I was at a lecture the other day and I heard the speaker say ‘quote … something something … end quote’. I don’t like it when people say ‘quote … end quote’ to show that they are quoting another source. I think it’s a very ugly way of talking. It seems that if you need to actually say ‘quote … unquote’ to let your listener when a quotation starts or stops, then you might as well start saying your commas and full stops out loud. Human to human communication is very interesting, especially when it is live. When two or more people speak there’s a lot more going on than simple interchange of meaningful words. The speakers tone of voice, inflection, the presence and duration of pauses, all combine to give a lot more information than the words on their own could. Good speakers use all these properties of verbal communication to make their words more effective and meaningful. I think that a proper use of vocal tone, rhythm and pausing can make it clear when a quote starts and when it ends. Unfortunately, it seems that most people don’t really think about this. There seems to be a thought that the presence of quotation marks in text means that there needs to be an equivalent expression when speaking. But this idea stems in part from an important fact being forgotten: spoken and written language are not the same thing.

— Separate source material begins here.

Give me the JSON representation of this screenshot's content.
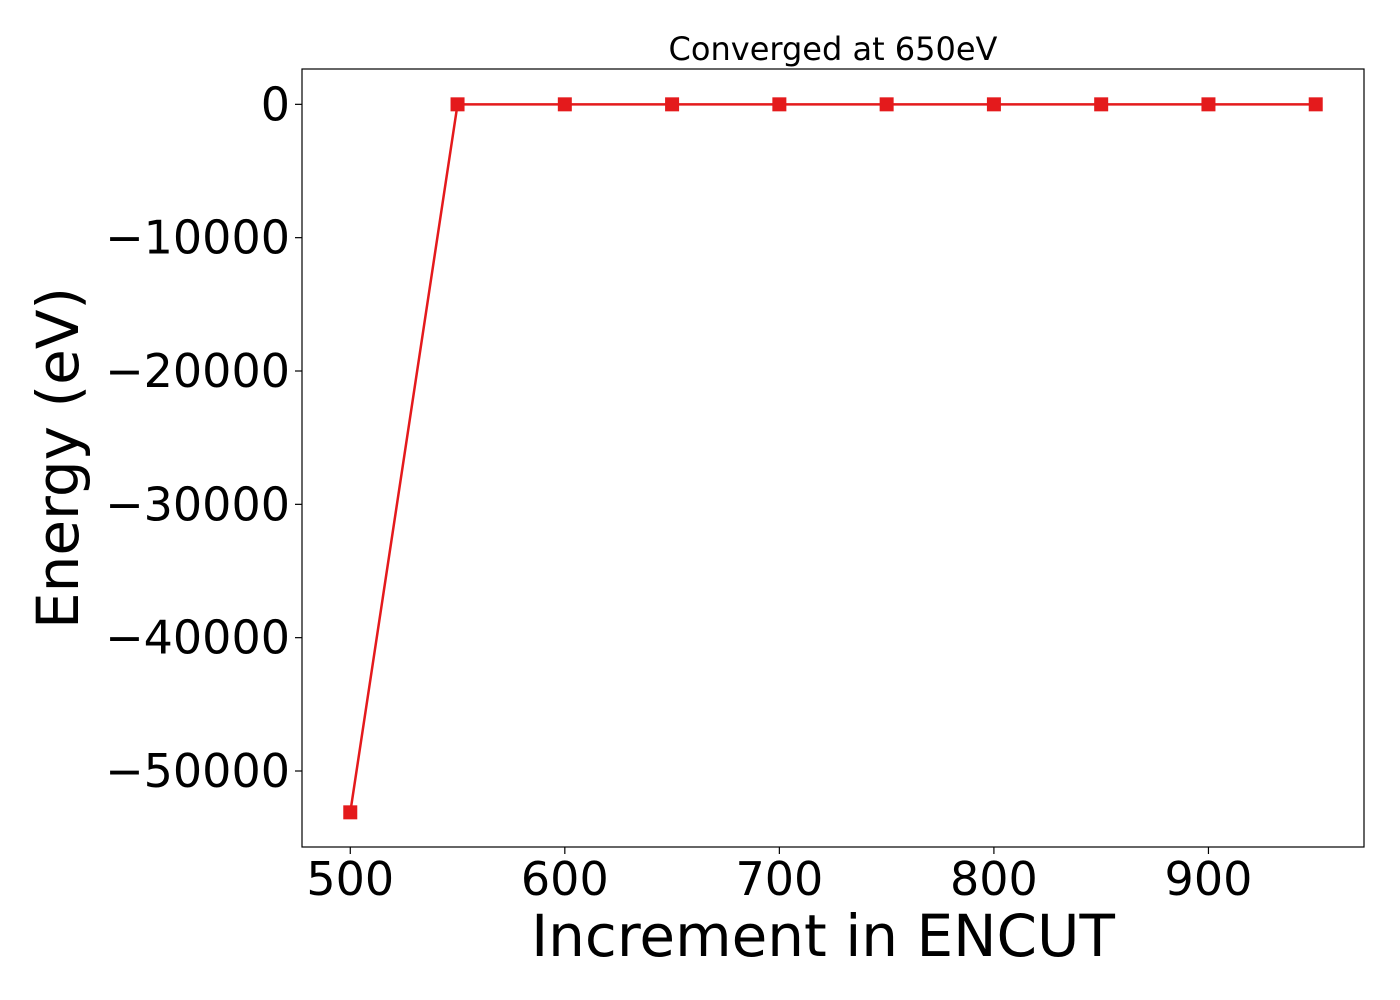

Take a look at any piece of text. This post that you are now reading will do perfectly. When a language is written down, there is a lot more information than goes down than is actually spoken. Punctuation marks are the prime example. They’re special symbols that represent the elements of natural speech that don’t correspond to actual words. Periods and commas represent pauses. Apostrophes represent the omissions that are made as two words are merged to make speech easier or faster. They’re efforts to better approximate the non-factual parts of speech. But of course they don’t go the whole. Rhythm, speed and tone are hard to put in written form, at least for a language like English. Humans have been communicating with other humans for thousands of years now and we’re still not perfect at it.
This imperfection isn’t just limited to natural speaking or riding though. Computerized communication and information have their own set of problems. As an example, take the history of markup languages. Wikipedia defines a markup language as “a set of codes that give instructions regarding the structure of a text or how it is to be displayed”. Plain text has always been a sort of ‘natural’ medium for computers to information data. However simply recording the contents of the text is often not good enough. You want some information to tell different parts of the text apart. You can use this information to control how the text is displayed, or whether it has some special meaning to the computer. The TeX typesetting uses a markup language to give very precise instructions to a program (called tex) on how different parts of a document should be arranged when printed. The printing can be to paper as originally intended or some electronic format like PDF.
While Tex is focused on presentation, SGML and it’s popular derivatives HTML and XML target a different problem: what does the text actually mean ? How it looks is handled by stylesheets (CSS for HTML, XSLT for XML), which match the semantic components of the text to corresponding presentation style. This means that the meaning of the text can be kept separate from presentation and that multiple styles can be applied to the same content. And lest anyone tell you otherwise, presentation is important. Really important. The first iterations of HTML lacked any clearly thought-out presentation rules, leading to a proliferation of custom HTML pseudo-tags and the proliferation of table based layouts. CSS helped the situation at the cost of layering on yet another language with it’s own set of standardization requirements. XML is becoming very popular as popular data interchange format, however it is not without it’s share of flaws. Firstly, it’s very verbose. Writing any form of XML by hand is not an enjoyable task. It’s hard to throw together a quick regular expression to make sense of a large XML structure, but this is mitigated in part by the presence of some really good XML manipulation tools.
So much for the acronyms. Where were we? Information interchange. We still haven’t figured out the best way to do it, or even agreed on a good way to do it. Inert static data is one thing, but changing active data is quite another. Computer programs are in essence information. In the Lisp programming language there is no need for any differentiation between code and data. Code can be represented very easily as tree-like data structures and manipulated just as easily. This gives Lisp a level of expressive power that is orders of magnitude above any other programming language. Going the other way, you can just as easily transform your data into code. If you can find a way to store your information as Lisp-style S-expressions, then you can turn them into self-manipulating programs later. Of course, no one said it would be easy. Steve Yegge has a slightly dated but very appropriate article on just this topic.
So how does all this affect you and me? Honesly, I don’t really know. I know that many of the tools we have (both in terms of natural and computer language) are very good, but there certainly isn’t one size that fits all. You really shouldn’t be saying “quote … endquote” when you can change the way your voice sounds to signify the same thing. You shouldn’t be using XML when a simple regexp parseable solution. But you shouldn’t avoid XML if the alternative is writing your own deterministic finite automata that is soon going to rival an enterprise-strength XML parser in complexity. The problem, as they say, is choice. Make yours carefully.